2. Sanmak manası ifade edenler, kesine yakın bilgi ifade ederler. “Sanmak, zannetmek, saymak, kendisine öyle gelmek” gibi manalara gelir.
3. Değiştirme manası ifade edenler. Aynı anlama gelmedikleri halde görevleri itibariyle onlara benzerliklerinden kalp fiilleri adı altına girmişlerdir.
Değiştirme manasına gelen fiiller “etti, yaptı, kıldı, edindi, dönüştürdü, değişik bir hale getirdi” gibi manalara gelir.
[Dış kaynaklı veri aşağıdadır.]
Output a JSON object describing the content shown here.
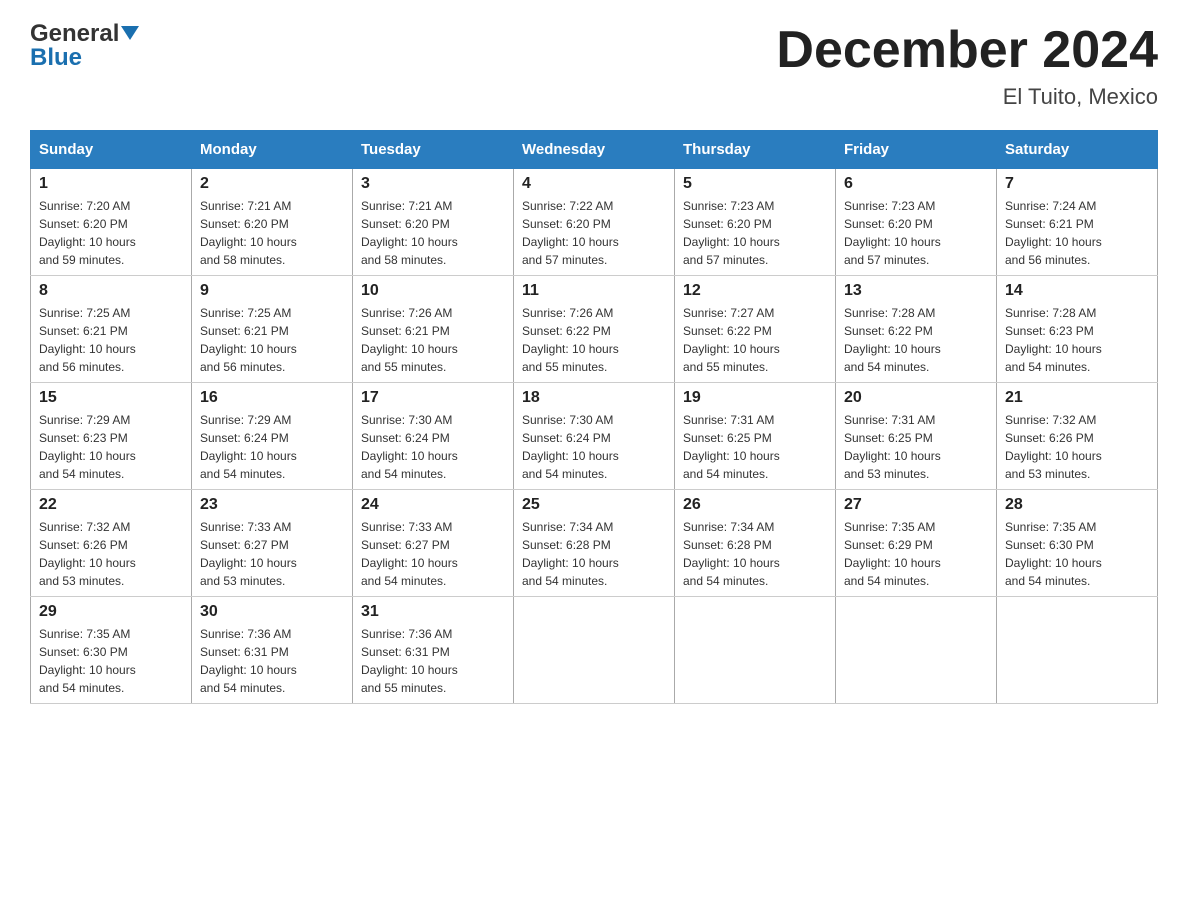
{
  "header": {
    "logo_line1": "General",
    "logo_line2": "Blue",
    "month_title": "December 2024",
    "location": "El Tuito, Mexico"
  },
  "days_of_week": [
    "Sunday",
    "Monday",
    "Tuesday",
    "Wednesday",
    "Thursday",
    "Friday",
    "Saturday"
  ],
  "weeks": [
    [
      {
        "day": 1,
        "sunrise": "7:20 AM",
        "sunset": "6:20 PM",
        "daylight": "10 hours and 59 minutes."
      },
      {
        "day": 2,
        "sunrise": "7:21 AM",
        "sunset": "6:20 PM",
        "daylight": "10 hours and 58 minutes."
      },
      {
        "day": 3,
        "sunrise": "7:21 AM",
        "sunset": "6:20 PM",
        "daylight": "10 hours and 58 minutes."
      },
      {
        "day": 4,
        "sunrise": "7:22 AM",
        "sunset": "6:20 PM",
        "daylight": "10 hours and 57 minutes."
      },
      {
        "day": 5,
        "sunrise": "7:23 AM",
        "sunset": "6:20 PM",
        "daylight": "10 hours and 57 minutes."
      },
      {
        "day": 6,
        "sunrise": "7:23 AM",
        "sunset": "6:20 PM",
        "daylight": "10 hours and 57 minutes."
      },
      {
        "day": 7,
        "sunrise": "7:24 AM",
        "sunset": "6:21 PM",
        "daylight": "10 hours and 56 minutes."
      }
    ],
    [
      {
        "day": 8,
        "sunrise": "7:25 AM",
        "sunset": "6:21 PM",
        "daylight": "10 hours and 56 minutes."
      },
      {
        "day": 9,
        "sunrise": "7:25 AM",
        "sunset": "6:21 PM",
        "daylight": "10 hours and 56 minutes."
      },
      {
        "day": 10,
        "sunrise": "7:26 AM",
        "sunset": "6:21 PM",
        "daylight": "10 hours and 55 minutes."
      },
      {
        "day": 11,
        "sunrise": "7:26 AM",
        "sunset": "6:22 PM",
        "daylight": "10 hours and 55 minutes."
      },
      {
        "day": 12,
        "sunrise": "7:27 AM",
        "sunset": "6:22 PM",
        "daylight": "10 hours and 55 minutes."
      },
      {
        "day": 13,
        "sunrise": "7:28 AM",
        "sunset": "6:22 PM",
        "daylight": "10 hours and 54 minutes."
      },
      {
        "day": 14,
        "sunrise": "7:28 AM",
        "sunset": "6:23 PM",
        "daylight": "10 hours and 54 minutes."
      }
    ],
    [
      {
        "day": 15,
        "sunrise": "7:29 AM",
        "sunset": "6:23 PM",
        "daylight": "10 hours and 54 minutes."
      },
      {
        "day": 16,
        "sunrise": "7:29 AM",
        "sunset": "6:24 PM",
        "daylight": "10 hours and 54 minutes."
      },
      {
        "day": 17,
        "sunrise": "7:30 AM",
        "sunset": "6:24 PM",
        "daylight": "10 hours and 54 minutes."
      },
      {
        "day": 18,
        "sunrise": "7:30 AM",
        "sunset": "6:24 PM",
        "daylight": "10 hours and 54 minutes."
      },
      {
        "day": 19,
        "sunrise": "7:31 AM",
        "sunset": "6:25 PM",
        "daylight": "10 hours and 54 minutes."
      },
      {
        "day": 20,
        "sunrise": "7:31 AM",
        "sunset": "6:25 PM",
        "daylight": "10 hours and 53 minutes."
      },
      {
        "day": 21,
        "sunrise": "7:32 AM",
        "sunset": "6:26 PM",
        "daylight": "10 hours and 53 minutes."
      }
    ],
    [
      {
        "day": 22,
        "sunrise": "7:32 AM",
        "sunset": "6:26 PM",
        "daylight": "10 hours and 53 minutes."
      },
      {
        "day": 23,
        "sunrise": "7:33 AM",
        "sunset": "6:27 PM",
        "daylight": "10 hours and 53 minutes."
      },
      {
        "day": 24,
        "sunrise": "7:33 AM",
        "sunset": "6:27 PM",
        "daylight": "10 hours and 54 minutes."
      },
      {
        "day": 25,
        "sunrise": "7:34 AM",
        "sunset": "6:28 PM",
        "daylight": "10 hours and 54 minutes."
      },
      {
        "day": 26,
        "sunrise": "7:34 AM",
        "sunset": "6:28 PM",
        "daylight": "10 hours and 54 minutes."
      },
      {
        "day": 27,
        "sunrise": "7:35 AM",
        "sunset": "6:29 PM",
        "daylight": "10 hours and 54 minutes."
      },
      {
        "day": 28,
        "sunrise": "7:35 AM",
        "sunset": "6:30 PM",
        "daylight": "10 hours and 54 minutes."
      }
    ],
    [
      {
        "day": 29,
        "sunrise": "7:35 AM",
        "sunset": "6:30 PM",
        "daylight": "10 hours and 54 minutes."
      },
      {
        "day": 30,
        "sunrise": "7:36 AM",
        "sunset": "6:31 PM",
        "daylight": "10 hours and 54 minutes."
      },
      {
        "day": 31,
        "sunrise": "7:36 AM",
        "sunset": "6:31 PM",
        "daylight": "10 hours and 55 minutes."
      },
      null,
      null,
      null,
      null
    ]
  ],
  "labels": {
    "sunrise": "Sunrise:",
    "sunset": "Sunset:",
    "daylight": "Daylight:"
  }
}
Bilgi ve zan fiillerinden sonra bazen اَنَّ ’li ve اَنْ ’li cümleler gelir, bu cümleler iki mef’ûl kabul edilir. Bilmek, sanmak ve değiştirme manasına gelen bu fiiller 3 şekilde gelebilir: 1) İki mef’ûl alanlar, 2) İki mef’ûlünü masdar-ı müevvel cümlesi olarak alanlar, 3) İki mef’ûlü hazif olanlar. Kalp fiilleri iki mamûlü arasında olduğunda amel etmeleri de etmemeleri de caizdir.(Arapça Dilbilgisi Ayetlerle Nahiv Bilgisi)
نِعْمَ الْعَبْدُۜ
نِعْمَ camid fiil olup, medih fiillerindendir. الْعَبْدُۜ fail olup lafzen merfûdur. Mahsusu mahfuzdur. Takdiri, Eyyüb şeklindedir.
اِنَّهُٓ اَوَّابٌ
İsim cümlesidir. اِنَّ tekid harfidir. İsim cümlesinin önüne gelir. İsmini nasb haberini ref eder. هُ muttasıl zamiri اِنَّ ’nin ismi olarak mahallen mansubdur. اَوَّابٌ kelimesi اِنَّ ’nin haberi olup lafzen merfûdur.
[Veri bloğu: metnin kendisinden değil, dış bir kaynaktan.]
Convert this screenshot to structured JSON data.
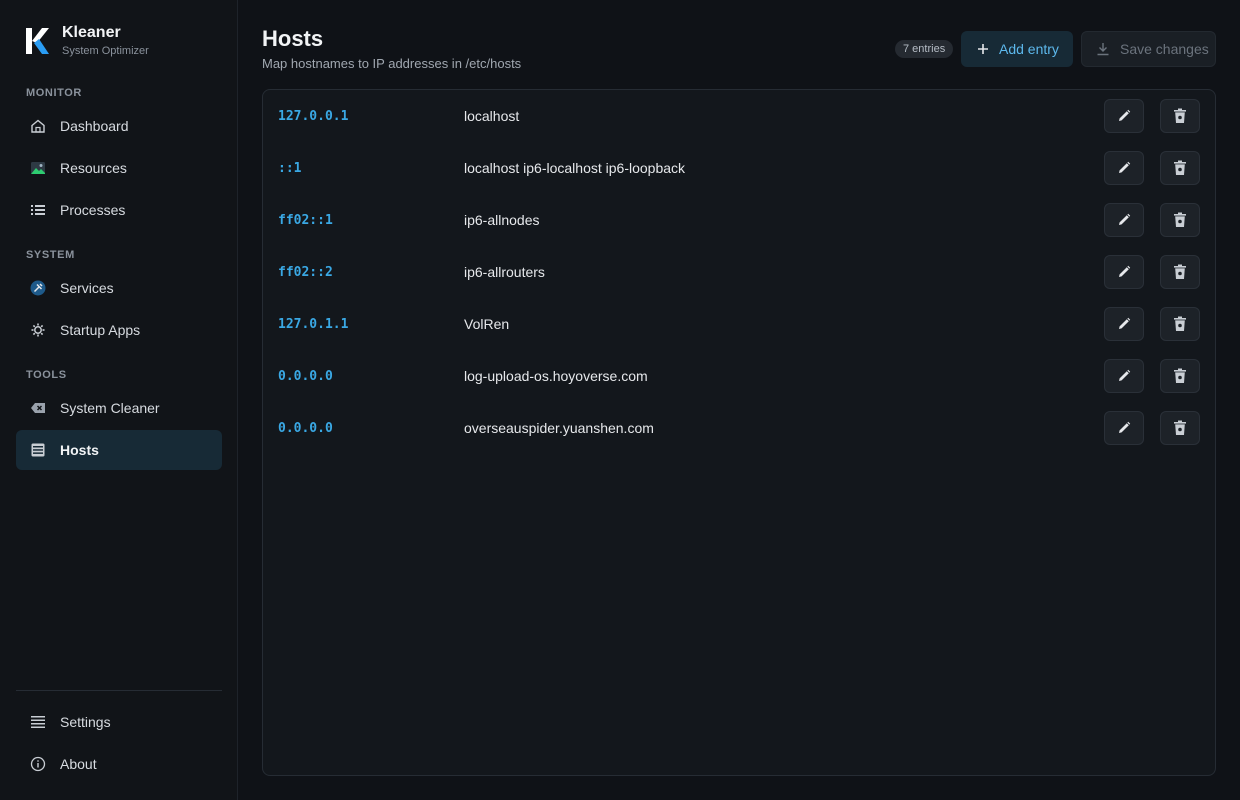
{
  "brand": {
    "name": "Kleaner",
    "subtitle": "System Optimizer"
  },
  "sidebar": {
    "sections": [
      {
        "label": "MONITOR",
        "items": [
          {
            "label": "Dashboard",
            "icon": "home-icon"
          },
          {
            "label": "Resources",
            "icon": "image-icon"
          },
          {
            "label": "Processes",
            "icon": "list-icon"
          }
        ]
      },
      {
        "label": "SYSTEM",
        "items": [
          {
            "label": "Services",
            "icon": "tools-icon"
          },
          {
            "label": "Startup Apps",
            "icon": "gear-icon"
          }
        ]
      },
      {
        "label": "TOOLS",
        "items": [
          {
            "label": "System Cleaner",
            "icon": "backspace-icon"
          },
          {
            "label": "Hosts",
            "icon": "server-icon",
            "active": true
          }
        ]
      }
    ],
    "footer": [
      {
        "label": "Settings",
        "icon": "menu-icon"
      },
      {
        "label": "About",
        "icon": "info-icon"
      }
    ]
  },
  "page": {
    "title": "Hosts",
    "subtitle": "Map hostnames to IP addresses in /etc/hosts",
    "entries_badge": "7 entries",
    "add_label": "Add entry",
    "save_label": "Save changes"
  },
  "hosts": [
    {
      "ip": "127.0.0.1",
      "hostname": "localhost"
    },
    {
      "ip": "::1",
      "hostname": "localhost ip6-localhost ip6-loopback"
    },
    {
      "ip": "ff02::1",
      "hostname": "ip6-allnodes"
    },
    {
      "ip": "ff02::2",
      "hostname": "ip6-allrouters"
    },
    {
      "ip": "127.0.1.1",
      "hostname": "VolRen"
    },
    {
      "ip": "0.0.0.0",
      "hostname": "log-upload-os.hoyoverse.com"
    },
    {
      "ip": "0.0.0.0",
      "hostname": "overseauspider.yuanshen.com"
    }
  ],
  "colors": {
    "accent": "#3aa8e4",
    "active_bg": "#172a36",
    "background": "#0f1217"
  }
}
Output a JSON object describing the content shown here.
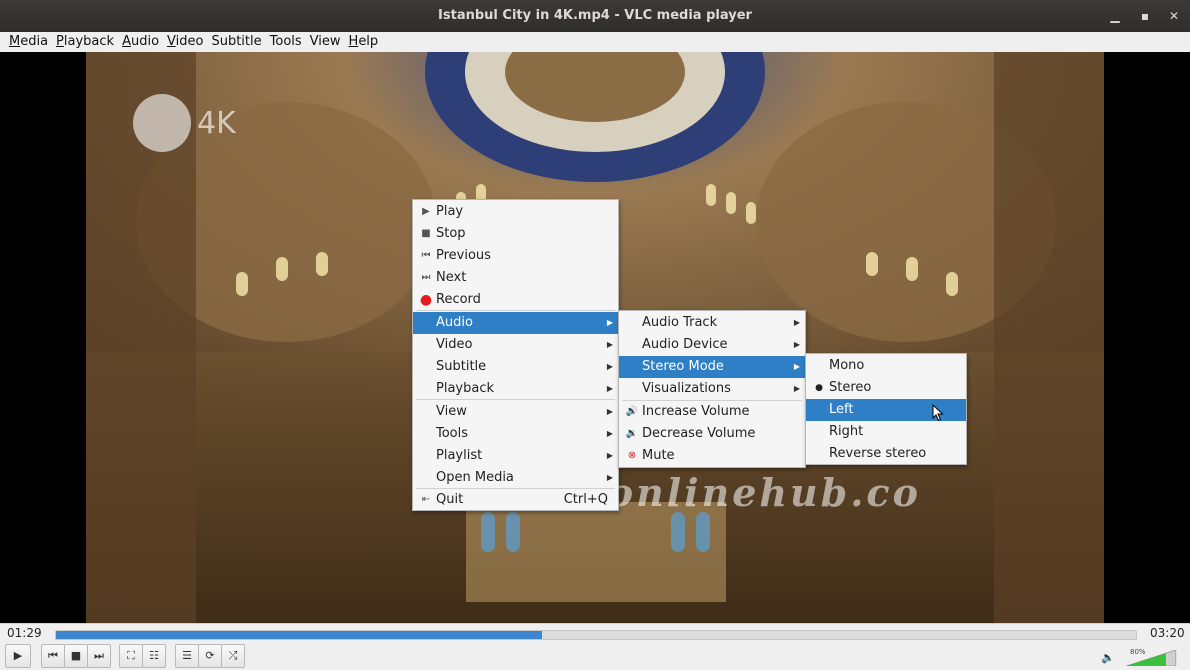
{
  "window": {
    "title": "Istanbul City in 4K.mp4 - VLC media player"
  },
  "menubar": {
    "items": [
      {
        "underline": "M",
        "rest": "edia"
      },
      {
        "underline": "P",
        "rest": "layback"
      },
      {
        "underline": "A",
        "rest": "udio"
      },
      {
        "underline": "V",
        "rest": "ideo"
      },
      {
        "underline": "",
        "rest": "Subtitle"
      },
      {
        "underline": "",
        "rest": "Tools"
      },
      {
        "underline": "",
        "rest": "View"
      },
      {
        "underline": "H",
        "rest": "elp"
      }
    ]
  },
  "video": {
    "logo_text": "4K",
    "watermark": "mulhamonlinehub.co"
  },
  "context_menu": {
    "items": [
      {
        "label": "Play",
        "icon": "play-icon"
      },
      {
        "label": "Stop",
        "icon": "stop-icon"
      },
      {
        "label": "Previous",
        "icon": "previous-icon"
      },
      {
        "label": "Next",
        "icon": "next-icon"
      },
      {
        "label": "Record",
        "icon": "record-icon"
      },
      {
        "label": "Audio",
        "submenu": true,
        "selected": true
      },
      {
        "label": "Video",
        "submenu": true
      },
      {
        "label": "Subtitle",
        "submenu": true
      },
      {
        "label": "Playback",
        "submenu": true
      },
      {
        "label": "View",
        "submenu": true
      },
      {
        "label": "Tools",
        "submenu": true
      },
      {
        "label": "Playlist",
        "submenu": true
      },
      {
        "label": "Open Media",
        "submenu": true
      },
      {
        "label": "Quit",
        "icon": "quit-icon",
        "shortcut": "Ctrl+Q"
      }
    ]
  },
  "audio_submenu": {
    "items": [
      {
        "label": "Audio Track",
        "submenu": true
      },
      {
        "label": "Audio Device",
        "submenu": true
      },
      {
        "label": "Stereo Mode",
        "submenu": true,
        "selected": true
      },
      {
        "label": "Visualizations",
        "submenu": true
      },
      {
        "label": "Increase Volume",
        "icon": "volume-up-icon"
      },
      {
        "label": "Decrease Volume",
        "icon": "volume-down-icon"
      },
      {
        "label": "Mute",
        "icon": "mute-icon"
      }
    ]
  },
  "stereo_submenu": {
    "items": [
      {
        "label": "Mono"
      },
      {
        "label": "Stereo",
        "checked": true
      },
      {
        "label": "Left",
        "selected": true
      },
      {
        "label": "Right"
      },
      {
        "label": "Reverse stereo"
      }
    ]
  },
  "controls": {
    "elapsed": "01:29",
    "total": "03:20",
    "progress": 0.45,
    "volume_label": "80%",
    "volume": 0.8
  },
  "colors": {
    "accent": "#2f7fc6",
    "record": "#e02020"
  }
}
اَوَّابٌ kelimesi, mübalağalı ism-i fail kalıbındandır. Bu kalıp bu vasfın mevsûfta sürekli varlığına, sıfatın, mevsûfun bir parçası gibi ondan ayrılmayan bir özelliği olduğuna işaret eder.وَخُذْ بِيَدِكَ ضِغْثاً فَاضْرِبْ بِه۪ وَلَا تَحْنَثْۜ
Ayette îcâz-ı hazf sanatı vardır. Ilk cümle, takdiri قلنا (dedik) olan mahzuf fiilin mekulü’l-kavlidir. Emir üslubunda talebî inşaî isnaddır.
Aynı üslupta gelen اضْرِبْ بِه۪ cümlesi فَ ile makabline atfedilmiştir. Atıf sebebi hükümde ortaklıktır.
Nehy üslubunda talebî inşâî isnad olan وَلَا تَحْنَثْ cümlesi atıf harfi وَ ‘la, فَاضْرِبْ بِه۪ cümlesine atfedilmiştir. Cümlelerin atıf sebebi hükümde ortaklıktır.
İşte Allah, bununla vurmasını emir buyurdu, çünkü bununla da yemin yerine getirilmiş olur. Allah, Hazret-i Eyyûb'un karısının, kendisine güzel hizmetinden ve onun da, karısından razı olmasından dolayı her ikisine rahmet olarak bu ruhsatı meşru kılmıştır. Bu ruhsat hala bakidir. Ancak bu yüz sapın her biri, ya baş tarafıyla, yahut gövdesiyle vurma şeklinde vurulana isabet etmesi lazımdır.(Ebüssuûd)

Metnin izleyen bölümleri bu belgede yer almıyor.